Open Source Funding Crisis Deepens as Vuetify and FakerJS Sound the Alarm
Maintainers say the model where funding is optional but work is constant leads inevitably to burnout and abandonment
The pattern is now grimly familiar: a project becomes popular, gains millions of users, companies quietly depend on it, and maintainers keep it alive in their spare time until funding either stagnates or disappears entirely. Vuetify is the latest example, but the same story has played out across frontend, backend, tooling, and infrastructure projects.
The FakerJS maintainer argues that the core problem is structural. Funding is treated as optional — optional for companies using the software, optional for individual users, optional for the ecosystem as a whole. But the work itself is not optional. Maintainers still need to review pull requests, triage issues, fix security vulnerabilities, keep dependencies updated, and make stable releases.

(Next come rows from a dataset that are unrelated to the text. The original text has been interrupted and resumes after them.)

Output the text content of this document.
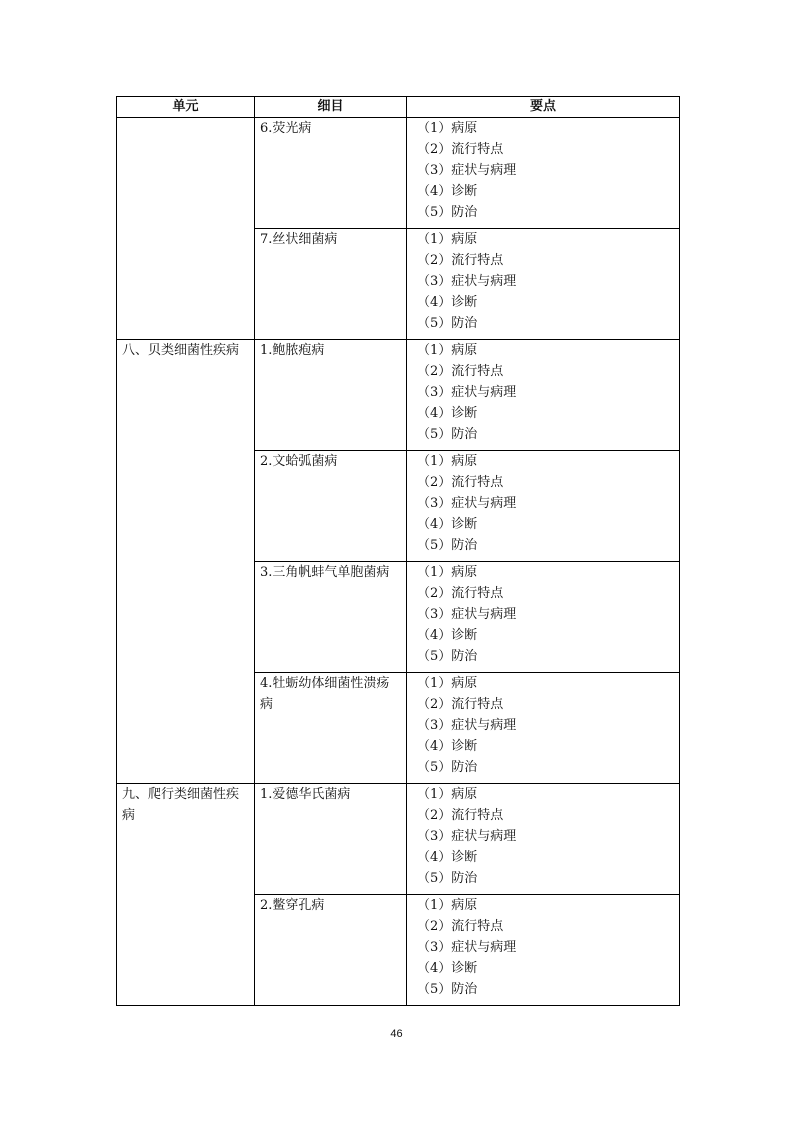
单元	细目	要点
	6.荧光病	（1）病原
（2）流行特点
（3）症状与病理
（4）诊断
（5）防治

	7.丝状细菌病	（1）病原
（2）流行特点
（3）症状与病理
（4）诊断
（5）防治

八、贝类细菌性疾病	1.鲍脓疱病	（1）病原
（2）流行特点
（3）症状与病理
（4）诊断
（5）防治

	2.文蛤弧菌病	（1）病原
（2）流行特点
（3）症状与病理
（4）诊断
（5）防治

	3.三角帆蚌气单胞菌病	（1）病原
（2）流行特点
（3）症状与病理
（4）诊断
（5）防治

	4.牡蛎幼体细菌性溃疡病	（1）病原
（2）流行特点
（3）症状与病理
（4）诊断
（5）防治

九、爬行类细菌性疾病	1.爱德华氏菌病	（1）病原
（2）流行特点
（3）症状与病理
（4）诊断
（5）防治

	2.鳖穿孔病	（1）病原
（2）流行特点
（3）症状与病理
（4）诊断
（5）防治
46
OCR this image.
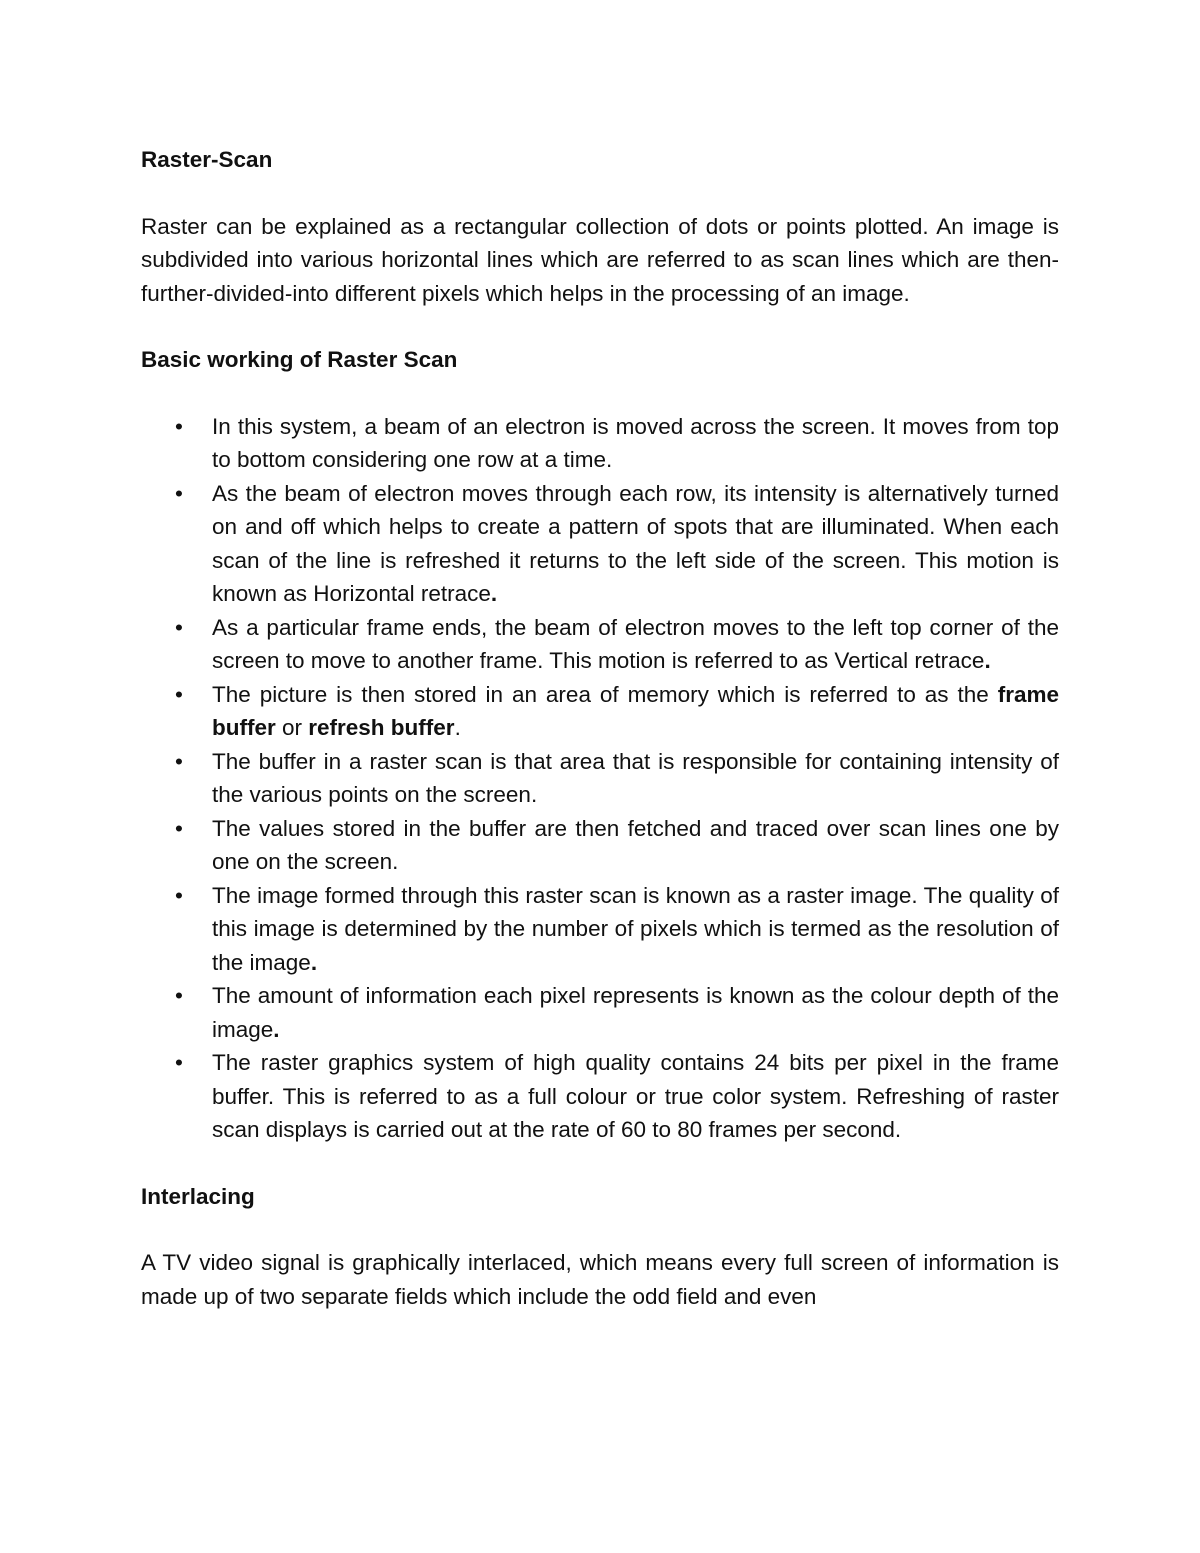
Raster-Scan

Raster can be explained as a rectangular collection of dots or points plotted. An image is subdivided into various horizontal lines which are referred to as scan lines which are then-further-divided-into different pixels which helps in the processing of an image.

Basic working of Raster Scan
• In this system, a beam of an electron is moved across the screen. It moves from top to bottom considering one row at a time.
• As the beam of electron moves through each row, its intensity is alternatively turned on and off which helps to create a pattern of spots that are illuminated. When each scan of the line is refreshed it returns to the left side of the screen. This motion is known as Horizontal retrace.
• As a particular frame ends, the beam of electron moves to the left top corner of the screen to move to another frame. This motion is referred to as Vertical retrace.
• The picture is then stored in an area of memory which is referred to as the frame buffer or refresh buffer.
• The buffer in a raster scan is that area that is responsible for containing intensity of the various points on the screen.
• The values stored in the buffer are then fetched and traced over scan lines one by one on the screen.
• The image formed through this raster scan is known as a raster image. The quality of this image is determined by the number of pixels which is termed as the resolution of the image.
• The amount of information each pixel represents is known as the colour depth of the image.
• The raster graphics system of high quality contains 24 bits per pixel in the frame buffer. This is referred to as a full colour or true color system. Refreshing of raster scan displays is carried out at the rate of 60 to 80 frames per second.
Interlacing

A TV video signal is graphically interlaced, which means every full screen of information is made up of two separate fields which include the odd field and even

When funding is optional but work is constant, the result is predictable: burnout, abandonment, or stagnation. The maintainer notes that relying purely on donations, sponsorships, or platforms like Open Collective has proven insufficient for most projects that lack the profile of something like Linux or PostgreSQL.
Analysis
Why This Matters
Open source software underpins virtually all modern software development. When critical libraries go unmaintained, the entire ecosystem suffers — as dramatically demonstrated by incidents like the left-pad debacle and the Log4j vulnerability.
Background
FakerJS itself was at the centre of one of the most dramatic OSS incidents in recent years when its original creator deliberately sabotaged the library in protest over the same funding issues. The library was forked and rebuilt by the community, but the underlying economics have not changed.
Key Perspectives
Some argue that companies should be legally required to fund the open source they depend on, similar to how they pay for commercial software licences. Others believe the solution lies in dual-licensing or open-core models. Neither has proven to be a silver bullet.
What to Watch
Whether any major tech companies respond to this latest round of alarm-sounding with concrete funding commitments, and whether new models like Tidelift or StackAid gain traction as alternatives to voluntary donations.